The Inevitability of Loneliness

“Loneliness” is the closing word of the poem. The reader inevitably wonders, how did we get so lonely? A poem that ostensibly recounts a happy trip to the mall involving an obviously precocious niece and an uncle might suggest a kind of celebration of family. After all, the poet could easily have made this a story of a father and daughter or a step-father and child or, really, any combination of adult and child. The uncle/niece relationship is not often an element of literary treatment, and that should offer the poem a reassuring, even joyous confirmation of the pull and stability of an extended family. The circumstances of how the uncle and niece come to be at the mall are never shared; rather we get this emotionally bonded twosome heading into what is a notoriously forbidding environment, the sprawl of a contemporary shopping mall, teeming with faceless strangers all engaged in the ruthless busy-ness of competitive shopping.


In the bond between uncle and niece, the poem might offer a counterargument to that environment of vast indifference and emotional sterility. Instead, as the two enter the mall, the two split. Not only physically—Lucinda trips off eager to use her credit card—but emotionally as well as the poet realizes he is too old to understand what his niece, already appropriating the determined shop-walk of those much older, already understands. In the end what starts as a bonding experience becomes a fragmented narrative, two isolates now on their own in a strange and forbidding vacuum, an un-world or maybe non-world of the Galleria. They are lost to that spiritual loneliness, lost to each other. That fragmentation is suggested by the poem itself. Hoagland constructs couplets, two-line units that tell a story, yes, but they tell the story in splintered bits. It is tempting to set a scene that Hoagland does not share: The uncle, too old to shop with any dedication, abandoned by his shop-crazy niece, left to wait for her return, maybe in the crowded food court, maybe by a decorative splashing fountain, but now alone, his niece alone as well but sustained by the giddy rush to shop, comforted by the company of the name brand things her credit card can acquire, happily unaware of her existential loneliness.

The Virus of Consumerism

It would mischaracterize Hoagland’s poem to suggest he (or the poem, for that matter) is incensed over the acquisitive nature of his contemporary America. “At the Galleria” is hardly an invective railing against spending as a measure of life worth or the relentless acquisition of material objects as a value unto itself. Hoagland is too laid back for that level of urgency. This is no diatribe; rather, Hoagland observes with a wry sort of regret that in the embrace of materialism something intangible, something that was once assumed, that is the community of others, has somehow, somewhere been lost. It is observational not argumentative. Taking his cue from the quiet irony and subtle pessimism of the social poetry of W. H. Auden, Hoagland recognizes that Americans, for reasons he cannot fathom, have come to prefer things to people.

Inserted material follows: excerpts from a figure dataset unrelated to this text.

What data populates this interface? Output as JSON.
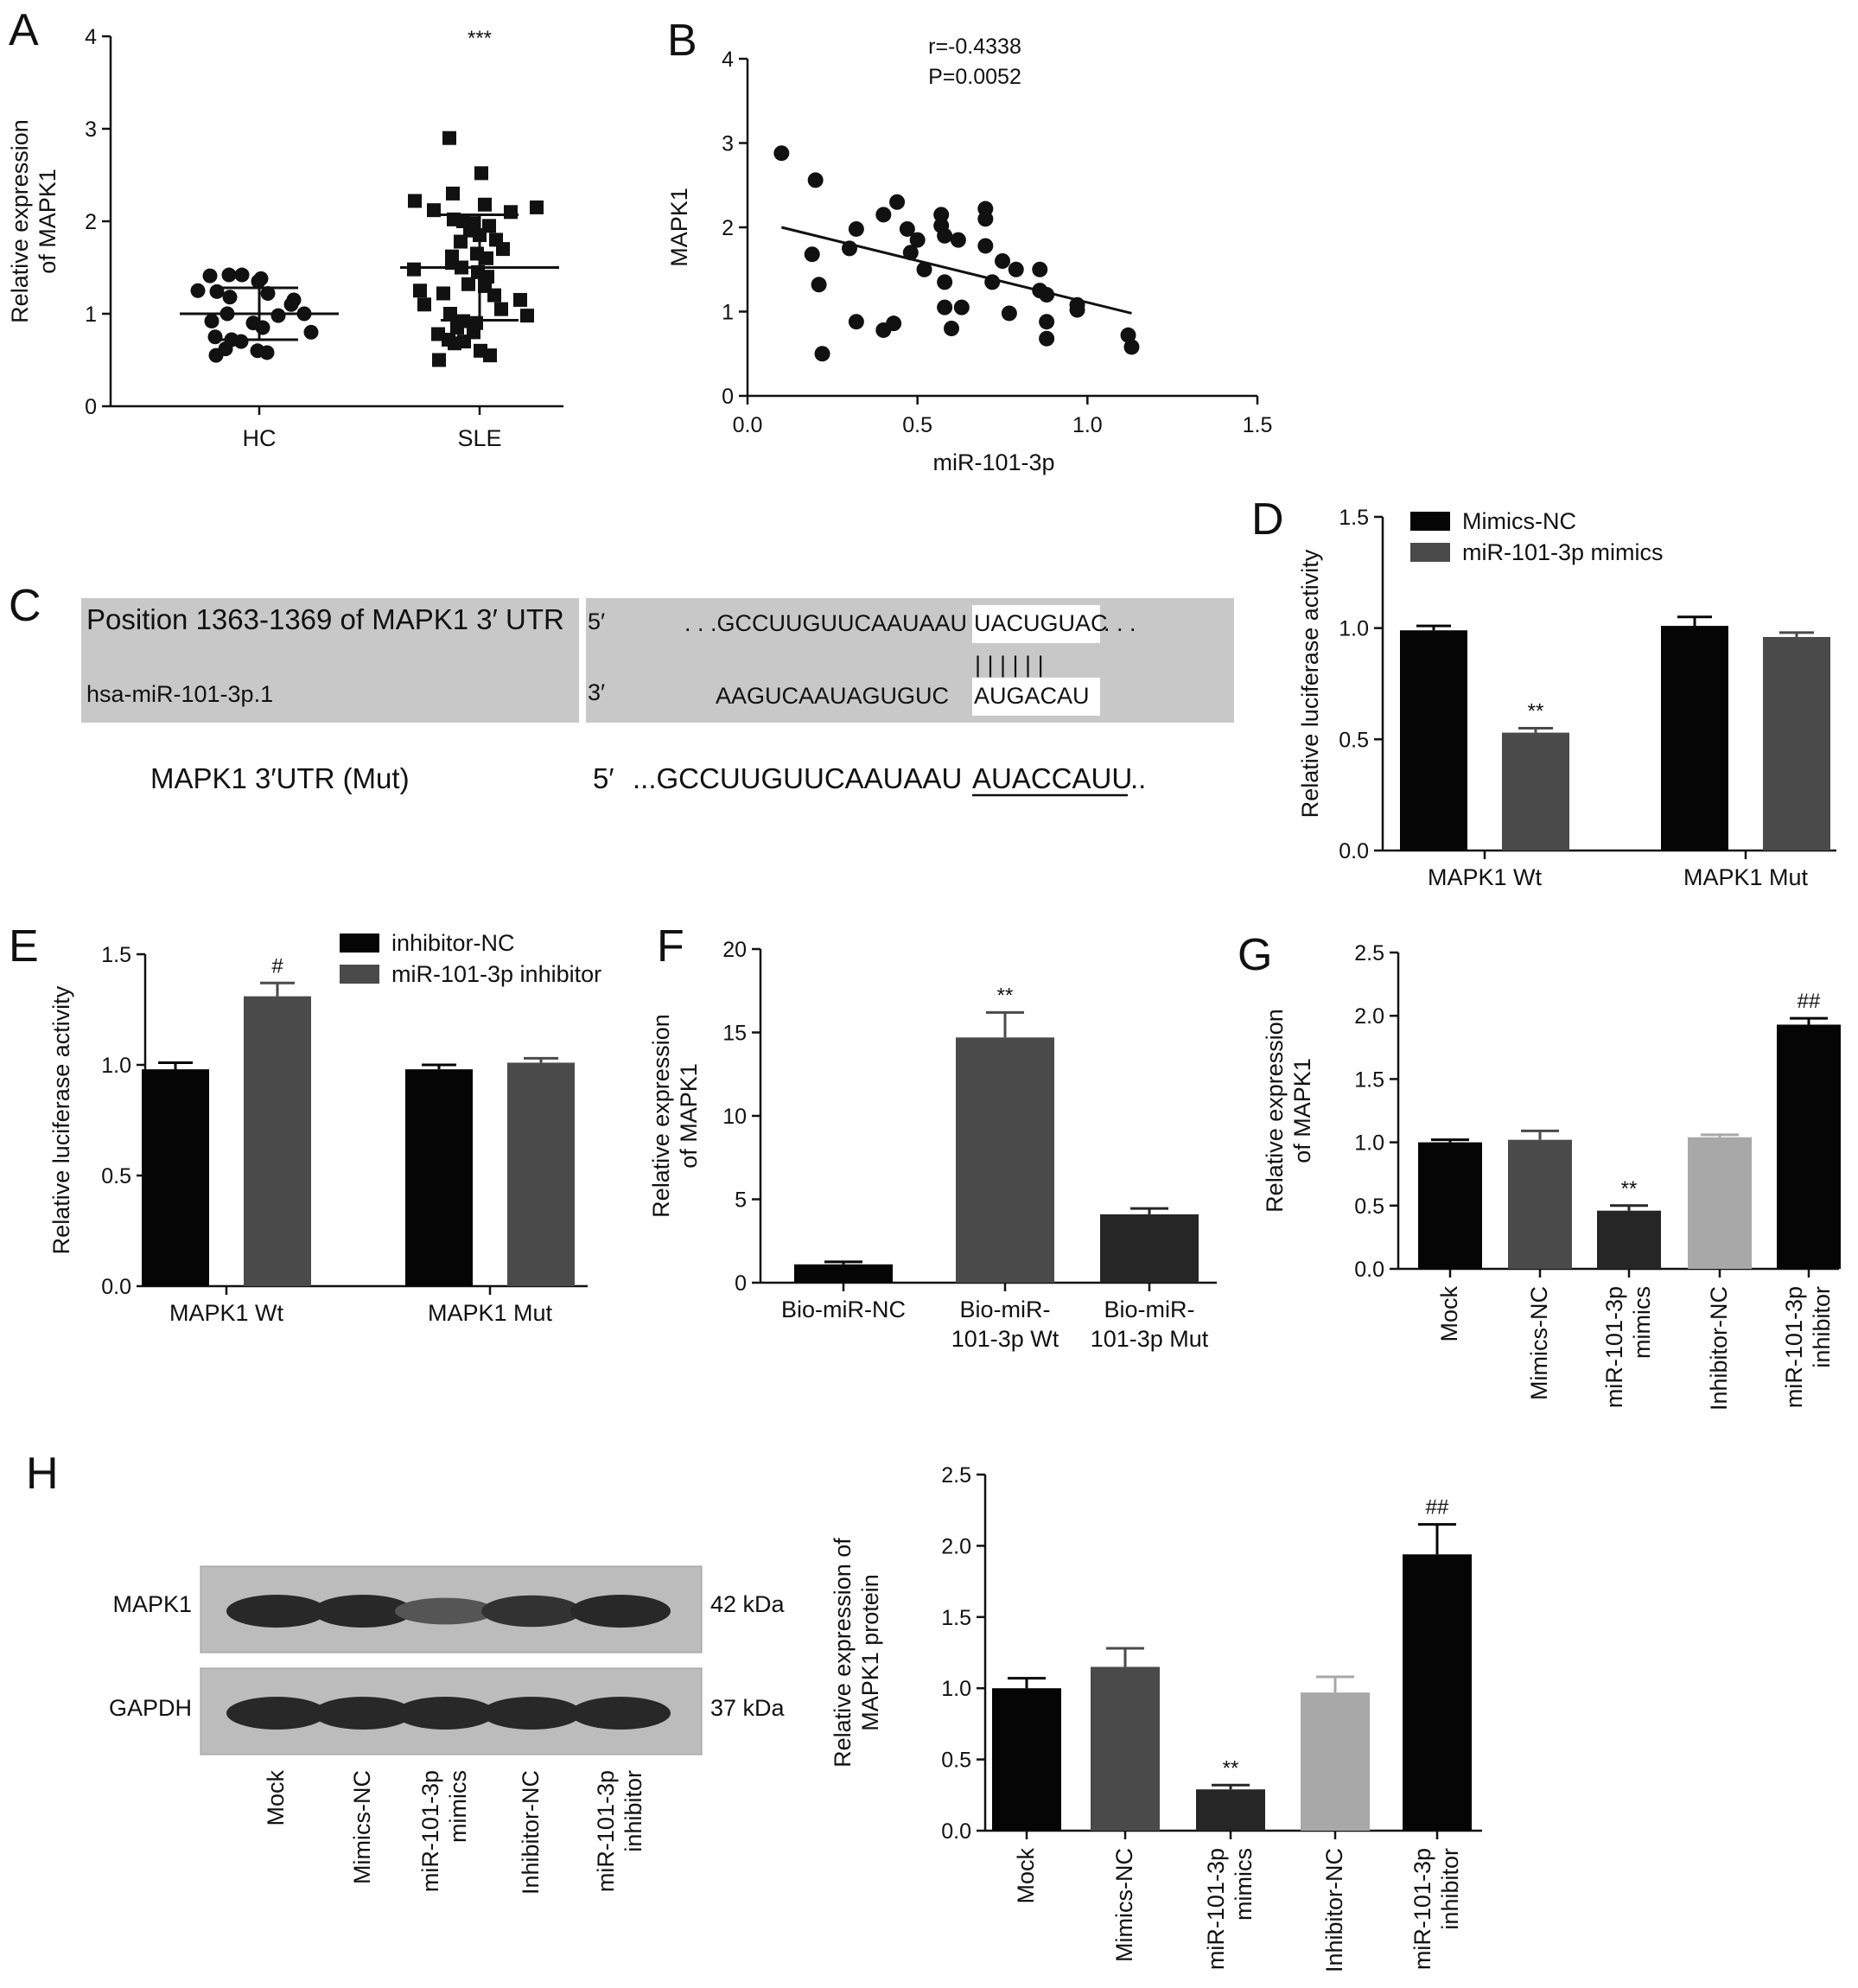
{
  "panels": {
    "A": "A",
    "B": "B",
    "C": "C",
    "D": "D",
    "E": "E",
    "F": "F",
    "G": "G",
    "H": "H"
  },
  "colors": {
    "black": "#050505",
    "dark_gray": "#4a4a4a",
    "charcoal": "#262626",
    "light_gray": "#a8a8a8",
    "seq_box": "#c8c8c8"
  },
  "chart_data": [
    {
      "panel": "A",
      "type": "scatter",
      "ylabel": "Relative expression\nof MAPK1",
      "ylim": [
        0,
        4
      ],
      "yticks": [
        "0",
        "1",
        "2",
        "3",
        "4"
      ],
      "categories": [
        "HC",
        "SLE"
      ],
      "significance": [
        "",
        "***"
      ],
      "summary": [
        {
          "mean": 1.0,
          "sd_low": 0.72,
          "sd_high": 1.28
        },
        {
          "mean": 1.5,
          "sd_low": 0.93,
          "sd_high": 2.07
        }
      ],
      "series": [
        {
          "marker": "circle",
          "values": [
            1.42,
            1.38,
            1.41,
            1.42,
            1.35,
            1.22,
            1.24,
            1.15,
            1.25,
            1.18,
            1.1,
            0.98,
            1.0,
            1.0,
            0.9,
            0.85,
            0.92,
            0.8,
            0.75,
            0.72,
            0.7,
            0.6,
            0.58,
            0.55,
            0.62
          ]
        },
        {
          "marker": "square",
          "values": [
            2.9,
            2.52,
            2.3,
            2.18,
            2.12,
            2.1,
            2.22,
            2.15,
            2.0,
            1.98,
            1.95,
            2.02,
            1.9,
            1.85,
            1.8,
            1.78,
            1.65,
            1.6,
            1.7,
            1.55,
            1.5,
            1.45,
            1.4,
            1.48,
            1.32,
            1.3,
            1.2,
            1.22,
            1.15,
            1.1,
            1.05,
            1.0,
            0.98,
            0.9,
            0.92,
            0.85,
            0.8,
            0.78,
            0.68,
            0.7,
            0.6,
            0.55,
            0.5,
            0.72,
            1.25,
            1.62
          ]
        }
      ]
    },
    {
      "panel": "B",
      "type": "scatter",
      "xlabel": "miR-101-3p",
      "ylabel": "MAPK1",
      "xlim": [
        0,
        1.5
      ],
      "ylim": [
        0,
        4
      ],
      "xticks": [
        "0.0",
        "0.5",
        "1.0",
        "1.5"
      ],
      "yticks": [
        "0",
        "1",
        "2",
        "3",
        "4"
      ],
      "annotation": [
        "r=-0.4338",
        "P=0.0052"
      ],
      "fit": {
        "x": [
          0.1,
          1.13
        ],
        "y": [
          2.0,
          0.98
        ]
      },
      "points": [
        {
          "x": 0.1,
          "y": 2.88
        },
        {
          "x": 0.2,
          "y": 2.56
        },
        {
          "x": 0.19,
          "y": 1.68
        },
        {
          "x": 0.21,
          "y": 1.32
        },
        {
          "x": 0.22,
          "y": 0.5
        },
        {
          "x": 0.3,
          "y": 1.75
        },
        {
          "x": 0.32,
          "y": 1.98
        },
        {
          "x": 0.32,
          "y": 0.88
        },
        {
          "x": 0.4,
          "y": 2.15
        },
        {
          "x": 0.4,
          "y": 0.78
        },
        {
          "x": 0.43,
          "y": 0.86
        },
        {
          "x": 0.44,
          "y": 2.3
        },
        {
          "x": 0.47,
          "y": 1.98
        },
        {
          "x": 0.48,
          "y": 1.7
        },
        {
          "x": 0.5,
          "y": 1.85
        },
        {
          "x": 0.52,
          "y": 1.5
        },
        {
          "x": 0.57,
          "y": 2.15
        },
        {
          "x": 0.57,
          "y": 2.02
        },
        {
          "x": 0.58,
          "y": 1.9
        },
        {
          "x": 0.58,
          "y": 1.35
        },
        {
          "x": 0.58,
          "y": 1.05
        },
        {
          "x": 0.6,
          "y": 0.8
        },
        {
          "x": 0.62,
          "y": 1.85
        },
        {
          "x": 0.63,
          "y": 1.05
        },
        {
          "x": 0.7,
          "y": 2.22
        },
        {
          "x": 0.7,
          "y": 2.1
        },
        {
          "x": 0.7,
          "y": 1.78
        },
        {
          "x": 0.72,
          "y": 1.35
        },
        {
          "x": 0.75,
          "y": 1.6
        },
        {
          "x": 0.77,
          "y": 0.98
        },
        {
          "x": 0.79,
          "y": 1.5
        },
        {
          "x": 0.86,
          "y": 1.5
        },
        {
          "x": 0.86,
          "y": 1.25
        },
        {
          "x": 0.88,
          "y": 1.2
        },
        {
          "x": 0.88,
          "y": 0.68
        },
        {
          "x": 0.88,
          "y": 0.88
        },
        {
          "x": 0.97,
          "y": 1.08
        },
        {
          "x": 0.97,
          "y": 1.02
        },
        {
          "x": 1.12,
          "y": 0.72
        },
        {
          "x": 1.13,
          "y": 0.58
        }
      ]
    },
    {
      "panel": "D",
      "type": "bar",
      "ylabel": "Relative luciferase activity",
      "ylim": [
        0,
        1.5
      ],
      "yticks": [
        "0.0",
        "0.5",
        "1.0",
        "1.5"
      ],
      "categories": [
        "MAPK1 Wt",
        "MAPK1 Mut"
      ],
      "series": [
        {
          "name": "Mimics-NC",
          "color": "#050505",
          "values": [
            0.99,
            1.01
          ],
          "errors": [
            0.02,
            0.04
          ],
          "sig": [
            "",
            ""
          ]
        },
        {
          "name": "miR-101-3p mimics",
          "color": "#4a4a4a",
          "values": [
            0.53,
            0.96
          ],
          "errors": [
            0.02,
            0.02
          ],
          "sig": [
            "**",
            ""
          ]
        }
      ]
    },
    {
      "panel": "E",
      "type": "bar",
      "ylabel": "Relative luciferase activity",
      "ylim": [
        0,
        1.5
      ],
      "yticks": [
        "0.0",
        "0.5",
        "1.0",
        "1.5"
      ],
      "categories": [
        "MAPK1 Wt",
        "MAPK1 Mut"
      ],
      "series": [
        {
          "name": "inhibitor-NC",
          "color": "#050505",
          "values": [
            0.98,
            0.98
          ],
          "errors": [
            0.03,
            0.02
          ],
          "sig": [
            "",
            ""
          ]
        },
        {
          "name": "miR-101-3p inhibitor",
          "color": "#4a4a4a",
          "values": [
            1.31,
            1.01
          ],
          "errors": [
            0.06,
            0.02
          ],
          "sig": [
            "#",
            ""
          ]
        }
      ]
    },
    {
      "panel": "F",
      "type": "bar",
      "ylabel": "Relative expression\nof MAPK1",
      "ylim": [
        0,
        20
      ],
      "yticks": [
        "0",
        "5",
        "10",
        "15",
        "20"
      ],
      "categories": [
        "Bio-miR-NC",
        "Bio-miR-\n101-3p Wt",
        "Bio-miR-\n101-3p Mut"
      ],
      "values": [
        1.1,
        14.7,
        4.1
      ],
      "errors": [
        0.15,
        1.5,
        0.35
      ],
      "colors": [
        "#050505",
        "#4a4a4a",
        "#262626"
      ],
      "sig": [
        "",
        "**",
        ""
      ]
    },
    {
      "panel": "G",
      "type": "bar",
      "ylabel": "Relative expression\nof MAPK1",
      "ylim": [
        0,
        2.5
      ],
      "yticks": [
        "0.0",
        "0.5",
        "1.0",
        "1.5",
        "2.0",
        "2.5"
      ],
      "categories": [
        "Mock",
        "Mimics-NC",
        "miR-101-3p\nmimics",
        "Inhibitor-NC",
        "miR-101-3p\ninhibitor"
      ],
      "values": [
        1.0,
        1.02,
        0.46,
        1.04,
        1.93
      ],
      "errors": [
        0.02,
        0.07,
        0.04,
        0.02,
        0.05
      ],
      "colors": [
        "#050505",
        "#4a4a4a",
        "#262626",
        "#a8a8a8",
        "#050505"
      ],
      "sig": [
        "",
        "",
        "**",
        "",
        "##"
      ]
    },
    {
      "panel": "H",
      "type": "bar",
      "ylabel": "Relative expression of\nMAPK1 protein",
      "ylim": [
        0,
        2.5
      ],
      "yticks": [
        "0.0",
        "0.5",
        "1.0",
        "1.5",
        "2.0",
        "2.5"
      ],
      "categories": [
        "Mock",
        "Mimics-NC",
        "miR-101-3p\nmimics",
        "Inhibitor-NC",
        "miR-101-3p\ninhibitor"
      ],
      "values": [
        1.0,
        1.15,
        0.29,
        0.97,
        1.94
      ],
      "errors": [
        0.07,
        0.13,
        0.03,
        0.11,
        0.21
      ],
      "colors": [
        "#050505",
        "#4a4a4a",
        "#262626",
        "#a8a8a8",
        "#050505"
      ],
      "sig": [
        "",
        "",
        "**",
        "",
        "##"
      ]
    }
  ],
  "sequence": {
    "target_label": "Position 1363-1369 of MAPK1 3′ UTR",
    "target_end": "5′",
    "target_seq": ". . .GCCUUGUUCAAUAAU",
    "target_seed": "UACUGUAC",
    "target_tail": ". . .",
    "pairing": "| | | | | |",
    "mirna_label": "hsa-miR-101-3p.1",
    "mirna_end": "3′",
    "mirna_seq": "AAGUCAAUAGUGUC",
    "mirna_seed": "AUGACAU",
    "mut_label": "MAPK1  3′UTR (Mut)",
    "mut_end": "5′",
    "mut_seq": "...GCCUUGUUCAAUAAU",
    "mut_seed": "AUACCAUU",
    "mut_tail": ".."
  },
  "blot": {
    "rows": [
      {
        "label": "MAPK1",
        "size": "42 kDa",
        "intensity": [
          1.0,
          1.0,
          0.55,
          0.9,
          1.0
        ]
      },
      {
        "label": "GAPDH",
        "size": "37 kDa",
        "intensity": [
          1.0,
          1.0,
          1.0,
          1.0,
          1.0
        ]
      }
    ],
    "lanes": [
      "Mock",
      "Mimics-NC",
      "miR-101-3p\nmimics",
      "Inhibitor-NC",
      "miR-101-3p\ninhibitor"
    ]
  }
}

Although Hoagland recognizes with bemusement the manifestation of frank and unapologetic consumerism that a mall inevitably represents, he cannot help but register a far more distressing realization as he watches his young niece so effortlessly navigate the mall. She is only nine—an age when for Hoagland’s generation kids were still curious about the world, about nature, about neighbors, about their family, about themselves, about everything. As Hoagland watches Lucinda move through the massive store aisles confidently armed with her parents’ credit card she swings like a “scythe” (Line 11), a reference that suggests the Grim Reaper, he struggles to understand how the virus of consumerism passed so quickly, infected so completely this child. In using the transformation myths from Antiquity as his point of reference, the speaker suggests that something vital, something wonderfully animated, something beautifully alive has been infected, that vitality chilled into irrelevancy by the apparently unstopped virus of capitalism, acquisition, and materialism. This is no hand-wringing despairing jeremiad—the poem suggests rather than indicts, observes rather than scolds, and the poet folds quietly into the implications of his own provocative observation.